Push-ups; No regrets; Dawn Treader
The little man had the audacity to challenge his dear old dad to also do some push-ups every night. I proceeded to explain that when I was in high school running track, I was up to 220 *consecutive* push-ups every night. That's what I'm talkin' about.
I smiled and nodded, patiently awaiting his sure expression of reverence and amazement.
Sam: "Haha... can you even do 10 now?"
No respect. I sure showed him... I ripped off 2 SETS
(...of ten).
I regretted posting that last post for a while and almost removed it, but changed my mind when I decided that it wasn't offensive, it was just true. Plus I'm just as guilty as anyone.
I'm slowly reading through the Chronicles of Narnia for the first time in my life, reading a few pages every other night or so. This passage from the fifth book, Voyage of the Dawn Treader, where Eustace is transformed from a dragon back to a boy stuck with me:
"Then the lion said -- but I don't know if it spoke -- 'You will have to let me undress you.' I was afraid of his claws, I can tell you, but I was pretty nearly desperate now. So I just lay flat down on my back to let him do it."
"The very first tear he made was so deep that I thought it had gone right into my heart. And when he began pulling the skin off, it hurt worse than anything I've ever felt. The only thing that made me able to bear it was just the pleasure of feeling the stuff peel off. You know -- if you've ever picked the scab of a sore place. It hurts like billy-oh but it is such fun to see it coming away."
"I know exactly what you mean," said Edmund.
"Well, he peeled the beastly stuff right off -- just as I thought I'd done it myself the other three times, only they hadn't hurt -- and there it was lying on the grass: only ever so much thicker, and darker, and more knobbly-looking than the others had been. And there was I as smooth and soft as a peeled switch and smaller than I had been. Then he caught hold of me -- I didn't like that much for I was very tender underneath now that I'd no skin on -- and threw me into the water. It smarted like anything but only for a moment. After that it became perfectly delicious and as soon as I started swimming and splashing I found that all the pain had gone from my arm. And then I saw why. I'd turned into a boy again. You'd think me simply phony if I told you how I felt about my own arms. I know they've no muscle and are pretty mouldy compared with Caspian's, but I was so glad to see them.

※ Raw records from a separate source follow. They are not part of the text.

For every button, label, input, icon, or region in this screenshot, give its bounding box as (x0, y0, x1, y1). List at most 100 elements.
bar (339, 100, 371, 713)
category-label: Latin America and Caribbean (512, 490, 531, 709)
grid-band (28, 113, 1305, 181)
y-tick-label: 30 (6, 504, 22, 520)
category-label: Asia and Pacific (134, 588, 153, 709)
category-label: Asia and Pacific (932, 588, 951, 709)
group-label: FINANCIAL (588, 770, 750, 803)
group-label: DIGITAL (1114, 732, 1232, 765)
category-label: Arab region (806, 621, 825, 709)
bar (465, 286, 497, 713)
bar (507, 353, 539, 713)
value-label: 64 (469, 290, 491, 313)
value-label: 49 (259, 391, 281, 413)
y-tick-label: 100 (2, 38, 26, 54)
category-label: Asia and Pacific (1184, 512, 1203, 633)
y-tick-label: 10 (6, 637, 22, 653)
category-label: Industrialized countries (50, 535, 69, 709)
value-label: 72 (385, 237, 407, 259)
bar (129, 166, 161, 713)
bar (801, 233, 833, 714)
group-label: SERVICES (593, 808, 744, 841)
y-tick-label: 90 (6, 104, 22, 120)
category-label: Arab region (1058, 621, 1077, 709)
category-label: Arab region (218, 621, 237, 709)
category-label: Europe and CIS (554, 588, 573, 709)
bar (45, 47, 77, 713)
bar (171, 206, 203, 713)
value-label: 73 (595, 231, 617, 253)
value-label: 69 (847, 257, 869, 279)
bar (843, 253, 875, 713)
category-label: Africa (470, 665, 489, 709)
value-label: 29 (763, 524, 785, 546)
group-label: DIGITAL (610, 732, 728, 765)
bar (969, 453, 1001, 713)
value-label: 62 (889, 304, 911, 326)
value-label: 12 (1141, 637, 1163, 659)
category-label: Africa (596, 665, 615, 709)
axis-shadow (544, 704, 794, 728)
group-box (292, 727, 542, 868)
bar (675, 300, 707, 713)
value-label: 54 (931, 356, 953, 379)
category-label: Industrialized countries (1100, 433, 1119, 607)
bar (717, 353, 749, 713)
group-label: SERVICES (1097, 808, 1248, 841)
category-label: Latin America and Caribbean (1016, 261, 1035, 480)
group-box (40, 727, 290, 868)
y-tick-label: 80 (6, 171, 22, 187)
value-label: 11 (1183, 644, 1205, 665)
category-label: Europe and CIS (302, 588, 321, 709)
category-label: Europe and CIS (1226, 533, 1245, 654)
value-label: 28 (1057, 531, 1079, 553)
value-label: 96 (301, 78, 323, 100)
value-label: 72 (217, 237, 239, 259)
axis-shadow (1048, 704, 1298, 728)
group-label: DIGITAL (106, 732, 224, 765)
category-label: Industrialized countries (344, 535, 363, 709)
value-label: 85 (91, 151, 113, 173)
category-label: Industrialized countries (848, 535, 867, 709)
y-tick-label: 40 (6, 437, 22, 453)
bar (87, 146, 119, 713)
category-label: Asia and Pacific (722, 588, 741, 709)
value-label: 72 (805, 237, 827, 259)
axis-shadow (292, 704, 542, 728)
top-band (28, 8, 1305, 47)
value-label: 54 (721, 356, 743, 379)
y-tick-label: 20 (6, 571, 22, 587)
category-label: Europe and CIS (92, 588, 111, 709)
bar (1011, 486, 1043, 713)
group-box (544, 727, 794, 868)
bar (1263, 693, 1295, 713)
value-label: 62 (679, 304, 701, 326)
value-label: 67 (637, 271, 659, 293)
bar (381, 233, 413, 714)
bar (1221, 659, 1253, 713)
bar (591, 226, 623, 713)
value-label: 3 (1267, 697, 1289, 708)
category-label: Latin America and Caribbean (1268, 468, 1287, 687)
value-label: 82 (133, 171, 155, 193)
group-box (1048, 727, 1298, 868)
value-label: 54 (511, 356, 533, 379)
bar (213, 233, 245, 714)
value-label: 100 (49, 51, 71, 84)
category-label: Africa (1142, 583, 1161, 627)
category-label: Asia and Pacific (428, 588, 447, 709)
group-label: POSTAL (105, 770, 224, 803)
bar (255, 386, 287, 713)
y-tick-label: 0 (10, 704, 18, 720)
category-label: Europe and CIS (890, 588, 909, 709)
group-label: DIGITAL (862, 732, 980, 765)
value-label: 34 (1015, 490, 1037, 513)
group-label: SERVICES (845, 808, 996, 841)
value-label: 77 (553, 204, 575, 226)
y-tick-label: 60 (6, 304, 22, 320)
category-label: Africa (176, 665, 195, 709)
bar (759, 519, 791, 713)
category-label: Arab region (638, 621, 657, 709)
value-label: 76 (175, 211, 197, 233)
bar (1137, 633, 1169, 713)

"After a bit the lion took me out and dressed me--"
"Dressed you. With his paws?"
"Well, I don't exactly remember that bit. But he did somehow or other: in new clothes -- the same I've got on now, as a matter of fact. And then suddenly I was back here. Which is what makes me think it must have been a dream."
"No. It wasn't a dream," said Edmund.
"Why not?"
"Well, there are the clothes, for one thing. And you have been -- well, un-dragoned, for another."
"What do you think it was, then?" asked Eustace.
"I think you've seen Aslan," said Edmund.
Like Eustace, why do I insist on waiting until the point of desperation before I allow Him to "undress" me?